Inconvénients : Musique potentiellement de faible qualité. La musique est définie par le joueur, plutôt que par une structure de chanson, ce qui rend le voyage musical médiocre.
3. Temps musical uniquement (par exemple, Crypt of the NecroDancer). L'IA se fixe au rythme de la chanson, mais ses actions ne dépendent pas de l'état de la musique.
Avantages : Dynamique, bonne rejouabilité, la musique peut avoir son propre voyage musical, plus facile de créer plus de contenu, le game design ne dépend pas du contenu musical.
Inconvénients : La musique n'est pas taillée sur mesure à votre expérience.
En tant que petite équipe, nous voulions faire un jeu assez gros auquel nous pourrions jouer pendant de nombreuses heures ; nous avons donc décidé d'adopter l'approche « Temps musical uniquement ». Nous voulions également profiter de notre jeu tout en le développant, c'est pourquoi nous avons choisi une structure de type roguelike. La génération aléatoire des niveaux d'un roguelike nous a permis de profiter du développement du jeu, car l'expérience de jeu était toujours originale. Puisqu'un roguelike exige une grande rejouabilité, nous savions que l'approche en « Diagramme de notes » ne nous donnerait pas les 30 heures (au maximum) de jeu dont nous avions besoin pour BPM.

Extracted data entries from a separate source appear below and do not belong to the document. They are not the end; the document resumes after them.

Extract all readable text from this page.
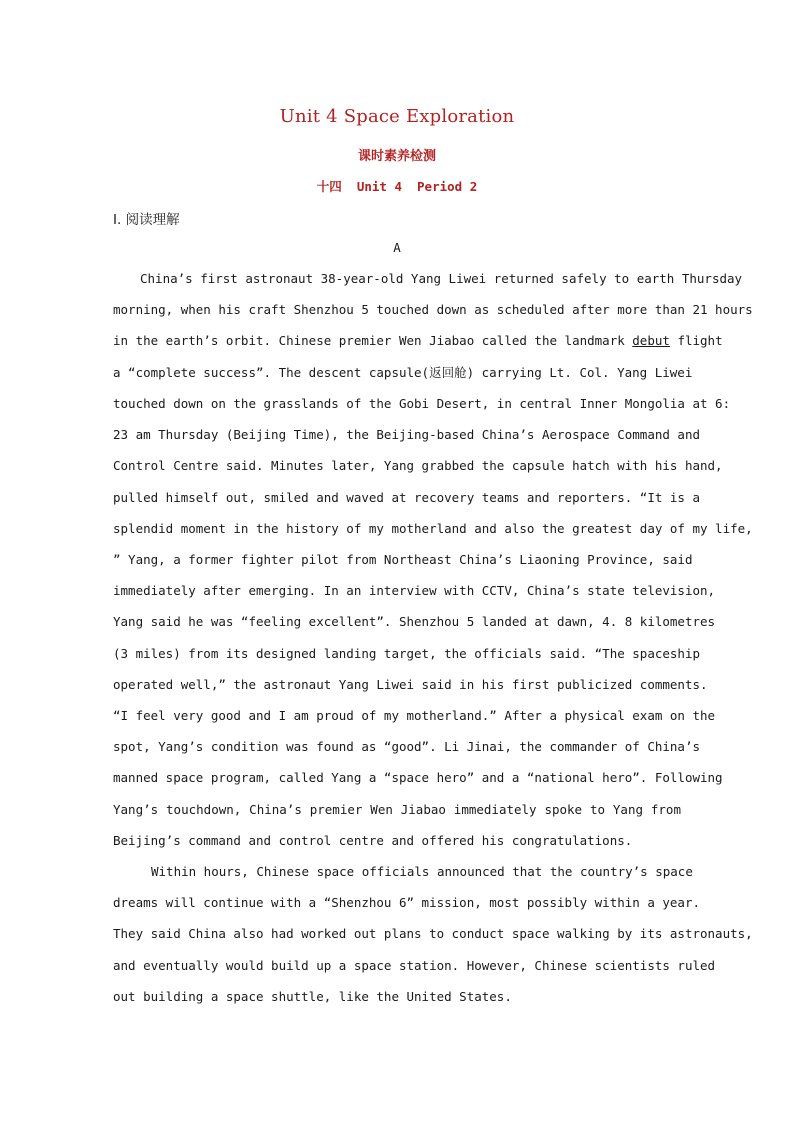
Unit 4 Space Exploration
课时素养检测
十四  Unit 4  Period 2
Ⅰ. 阅读理解
A
China’s first astronaut 38-year-old Yang Liwei returned safely to earth Thursday
morning, when his craft Shenzhou 5 touched down as scheduled after more than 21 hours
in the earth’s orbit. Chinese premier Wen Jiabao called the landmark debut flight
a “complete success”. The descent capsule(返回舱) carrying Lt. Col. Yang Liwei
touched down on the grasslands of the Gobi Desert, in central Inner Mongolia at 6:
23 am Thursday (Beijing Time), the Beijing-based China’s Aerospace Command and
Control Centre said. Minutes later, Yang grabbed the capsule hatch with his hand,
pulled himself out, smiled and waved at recovery teams and reporters. “It is a
splendid moment in the history of my motherland and also the greatest day of my life,
” Yang, a former fighter pilot from Northeast China’s Liaoning Province, said
immediately after emerging. In an interview with CCTV, China’s state television,
Yang said he was “feeling excellent”. Shenzhou 5 landed at dawn, 4. 8 kilometres
(3 miles) from its designed landing target, the officials said. “The spaceship
operated well,” the astronaut Yang Liwei said in his first publicized comments.
“I feel very good and I am proud of my motherland.” After a physical exam on the
spot, Yang’s condition was found as “good”. Li Jinai, the commander of China’s
manned space program, called Yang a “space hero” and a “national hero”. Following
Yang’s touchdown, China’s premier Wen Jiabao immediately spoke to Yang from
Beijing’s command and control centre and offered his congratulations.
Within hours, Chinese space officials announced that the country’s space
dreams will continue with a “Shenzhou 6” mission, most possibly within a year.
They said China also had worked out plans to conduct space walking by its astronauts,
and eventually would build up a space station. However, Chinese scientists ruled
out building a space shuttle, like the United States.
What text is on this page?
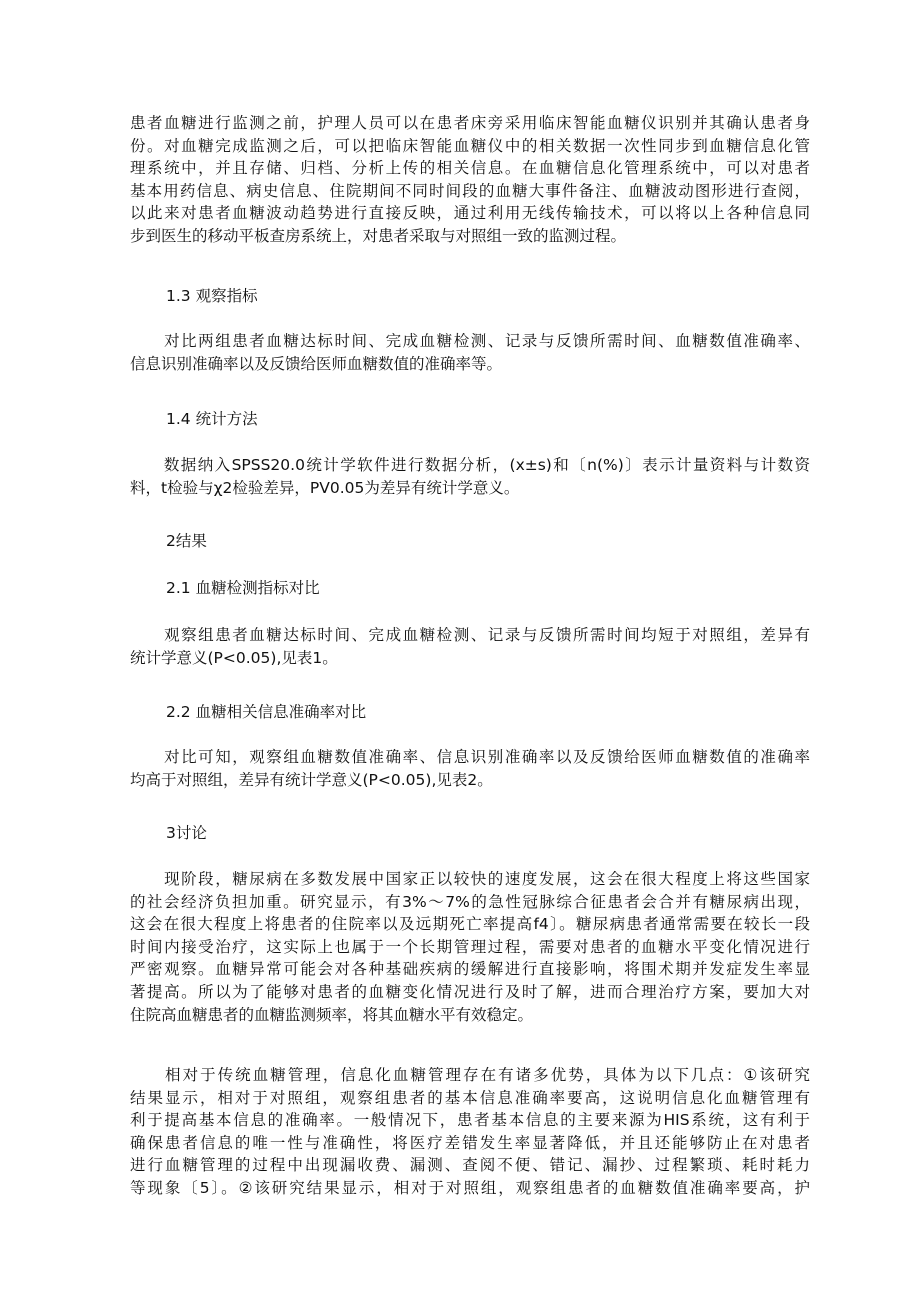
患者血糖进行监测之前，护理人员可以在患者床旁采用临床智能血糖仪识别并其确认患者身
份。对血糖完成监测之后，可以把临床智能血糖仪中的相关数据一次性同步到血糖信息化管
理系统中，并且存储、归档、分析上传的相关信息。在血糖信息化管理系统中，可以对患者
基本用药信息、病史信息、住院期间不同时间段的血糖大事件备注、血糖波动图形进行查阅，
以此来对患者血糖波动趋势进行直接反映，通过利用无线传输技术，可以将以上各种信息同
步到医生的移动平板查房系统上，对患者采取与对照组一致的监测过程。
1.3 观察指标
　　对比两组患者血糖达标时间、完成血糖检测、记录与反馈所需时间、血糖数值准确率、
信息识别准确率以及反馈给医师血糖数值的准确率等。
1.4 统计方法
　　数据纳入SPSS20.0统计学软件进行数据分析，(x±s)和〔n(%)〕表示计量资料与计数资
料，t检验与χ2检验差异，PV0.05为差异有统计学意义。
2结果
2.1 血糖检测指标对比
　　观察组患者血糖达标时间、完成血糖检测、记录与反馈所需时间均短于对照组，差异有
统计学意义(P<0.05),见表1。
2.2 血糖相关信息准确率对比
　　对比可知，观察组血糖数值准确率、信息识别准确率以及反馈给医师血糖数值的准确率
均高于对照组，差异有统计学意义(P<0.05),见表2。
3讨论
　　现阶段，糖尿病在多数发展中国家正以较快的速度发展，这会在很大程度上将这些国家
的社会经济负担加重。研究显示，有3%～7%的急性冠脉综合征患者会合并有糖尿病出现，
这会在很大程度上将患者的住院率以及远期死亡率提高f4〕。糖尿病患者通常需要在较长一段
时间内接受治疗，这实际上也属于一个长期管理过程，需要对患者的血糖水平变化情况进行
严密观察。血糖异常可能会对各种基础疾病的缓解进行直接影响，将围术期并发症发生率显
著提高。所以为了能够对患者的血糖变化情况进行及时了解，进而合理治疗方案，要加大对
住院高血糖患者的血糖监测频率，将其血糖水平有效稳定。
　　相对于传统血糖管理，信息化血糖管理存在有诸多优势，具体为以下几点：①该研究
结果显示，相对于对照组，观察组患者的基本信息准确率要高，这说明信息化血糖管理有
利于提高基本信息的准确率。一般情况下，患者基本信息的主要来源为HIS系统，这有利于
确保患者信息的唯一性与准确性，将医疗差错发生率显著降低，并且还能够防止在对患者
进行血糖管理的过程中出现漏收费、漏测、查阅不便、错记、漏抄、过程繁琐、耗时耗力
等现象〔5〕。②该研究结果显示，相对于对照组，观察组患者的血糖数值准确率要高，护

Nous avons cependant décidé d'utiliser quelques fragments de musique procédurale dans BPM, principalement comme stingers pour les boss de fin de niveau. Ils prennent la forme d'un crescendo contrôlé par le-la joueur-euse une fois un boss vaincu.
Coordination du gameplay
Le gameplay de BPM fonctionne essentiellement comme un step-sequencer en 4/4 à 88 bpm. Un ennemi peut demander de jouer une « attaque » dans une fenêtre de quelques temps. Pour cela, il interroge le séquenceur pour savoir si une attaque sur ce temps serait trop cacophonique.
Les ennemis disent au séquenceur : « Je souhaite attaquer le joueur dans les deux prochains temps, le forçant à esquiver ». Le step-sequencer répond « oui » ou « non ». La réponse du séquenceur se base sur le nombre d'attaques prévues sur ce temps, ou si un autre ennemi a un accès « exclusif » à ce temps. De cette façon, le step-sequener dirige l'ensemble du gameplay de BPM.
Ce séquenceur est également impliqué dans le gameplay côté joueur-euse. Les actions du-de la joueur-euse ne peuvent être effectuées que sur chaque demi-temps. Par exemple, il est possible de tirer, sauter ou lancer de la magie tous les demi-temps. Mais sur chacun de ces temps, il n'est possible d'effectuer qu'une action : recharger, esquiver, tirer ou lancer de la magie. (Il est cependant possible de sauter à tout moment, car l'expérience n'était pas convaincante lorsque le saut devait obligatoirement se faire sur un temps).
Donc, pour nous, le problème majeur d'un point de vue technique était de nous assurer que nous savions à quels moments les « temps » se produisaient dans chaque morceau de musique. Nous avons expérimenté quelques solutions avec Unreal Engine, mais à l'époque, nous n'étions pas en mesure de synchroniser l'horloge audio et l'horloge du jeu. Nous voulions également faire des transitions entre les pistes sans que des échantillons manquants ne provoquent de clics.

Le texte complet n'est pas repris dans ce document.